I've been wanting to do this for a long time, where I want to just sell off everything I own, just to clear up the space, and give myself a makeover. How many LVs do I need to own (as I have so many I've lost count completely)? I have tons, TONS of stuffed animals, because I can't resist sometimes and think they're cute so I buy them. How many does a grown woman need of those? And books! I love to buy books. But now I'm getting better...I buy on eBay, where a decent used copy is better than a straggly, dirty one from the library, and it keeps the book circulated without too much of a sacrifice on the wallet.

My point is that we are a culture of things, where we are obsessed with the latest and greatest, because all of these creative people out there continue to churn out wonderful, delightful, fanciful things that we can't help coveting. I know I'm very guilty of that. I am that person, that coveter, who is always so easily joyful in a cute I-don't-know-what, but I'm learning to stop being that person. Well, not to the point that I won't blog about it here. :P But more or less, trying to move away from that so I don't spend my $$ on useless crap.

My biggest indulges this year will be my planned trips to Paris, France, and Cancun, Mexico, both in the fall. I absolutely CANNOT wait, as they are both beckoning to me for very different reasons. I've discovered that my best purchases are trips, where I can eat really good food, see beautiful art, take in a different culture, dabble in some languages. The experiences are sometimes better than owning stuff. I won't sacrifice a nice trip for some thing; I can easily stop myself from buying an object if I know I have a trip planned. But of course, I also have to hold myself back, 'cause I love to buy for a clothes, bags,'s an addiction that I need to slow down on.

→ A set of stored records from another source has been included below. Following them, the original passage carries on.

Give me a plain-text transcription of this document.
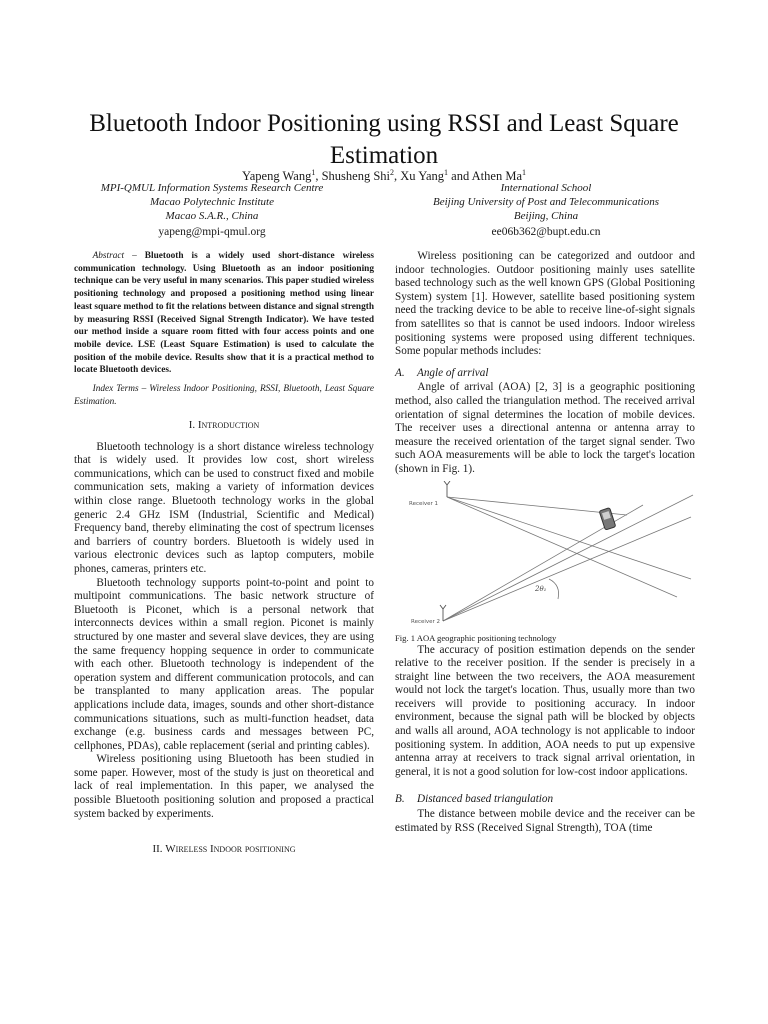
Bluetooth Indoor Positioning using RSSI and Least Square Estimation
Yapeng Wang$^1$, Shusheng Shi$^2$, Xu Yang$^1$ and Athen Ma$^1$
MPI-QMUL Information Systems Research Centre
Macao Polytechnic Institute
Macao S.A.R., China
yapeng@mpi-qmul.org
International School
Beijing University of Post and Telecommunications
Beijing, China
ee06b362@bupt.edu.cn

Abstract – Bluetooth is a widely used short-distance wireless communication technology. Using Bluetooth as an indoor positioning technique can be very useful in many scenarios. This paper studied wireless positioning technology and proposed a positioning method using linear least square method to fit the relations between distance and signal strength by measuring RSSI (Received Signal Strength Indicator). We have tested our method inside a square room fitted with four access points and one mobile device. LSE (Least Square Estimation) is used to calculate the position of the mobile device. Results show that it is a practical method to locate Bluetooth devices.

Index Terms – Wireless Indoor Positioning, RSSI, Bluetooth, Least Square Estimation.

I. Introduction

Bluetooth technology is a short distance wireless technology that is widely used. It provides low cost, short wireless communications, which can be used to construct fixed and mobile communication sets, making a variety of information devices within close range. Bluetooth technology works in the global generic 2.4 GHz ISM (Industrial, Scientific and Medical) Frequency band, thereby eliminating the cost of spectrum licenses and barriers of country borders. Bluetooth is widely used in various electronic devices such as laptop computers, mobile phones, cameras, printers etc.

Bluetooth technology supports point-to-point and point to multipoint communications. The basic network structure of Bluetooth is Piconet, which is a personal network that interconnects devices within a small region. Piconet is mainly structured by one master and several slave devices, they are using the same frequency hopping sequence in order to communicate with each other. Bluetooth technology is independent of the operation system and different communication protocols, and can be transplanted to many application areas. The popular applications include data, images, sounds and other short-distance communications situations, such as multi-function headset, data exchange (e.g. business cards and messages between PC, cellphones, PDAs), cable replacement (serial and printing cables).

Wireless positioning using Bluetooth has been studied in some paper. However, most of the study is just on theoretical and lack of real implementation. In this paper, we analysed the possible Bluetooth positioning solution and proposed a practical system backed by experiments.

II. Wireless Indoor positioning

Wireless positioning can be categorized and outdoor and indoor technologies. Outdoor positioning mainly uses satellite based technology such as the well known GPS (Global Positioning System) system [1]. However, satellite based positioning system need the tracking device to be able to receive line-of-sight signals from satellites so that is cannot be used indoors. Indoor wireless positioning systems were proposed using different techniques. Some popular methods includes:

A. Angle of arrival

Angle of arrival (AOA) [2, 3] is a geographic positioning method, also called the triangulation method. The received arrival orientation of signal determines the location of mobile devices. The receiver uses a directional antenna or antenna array to measure the received orientation of the target signal sender. Two such AOA measurements will be able to lock the target's location (shown in Fig. 1).

Receiver 1
Receiver 2
2θ₁

Fig. 1 AOA geographic positioning technology

The accuracy of position estimation depends on the sender relative to the receiver position. If the sender is precisely in a straight line between the two receivers, the AOA measurement would not lock the target's location. Thus, usually more than two receivers will provide to positioning accuracy. In indoor environment, because the signal path will be blocked by objects and walls all around, AOA technology is not applicable to indoor positioning system. In addition, AOA needs to put up expensive antenna array at receivers to track signal arrival orientation, in general, it is not a good solution for low-cost indoor applications.

B. Distanced based triangulation

The distance between mobile device and the receiver can be estimated by RSS (Received Signal Strength), TOA (time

I think with the value of the dollar slipping so quickly here, it's more important, more than ever, for every person to focus on their basic needs before spending on frivolous things. To be fair, I am in a very good situation in terms of the economy. I work in an industry that can hold itself better than most when the economics are bad. I commute for a very short distance, and driving a hybrid, I hardly have to worry about gas. So I'm not complaining about the $$. I'm just saying that these days, I have to value what I breed into my life, which basically means owning less stuff. Can I do it? I am trying, very hard. Not making too big of a sacrifice, but I am no longer jumping to buy something right away on impulse. Holding myself back, that is what I am trying to do.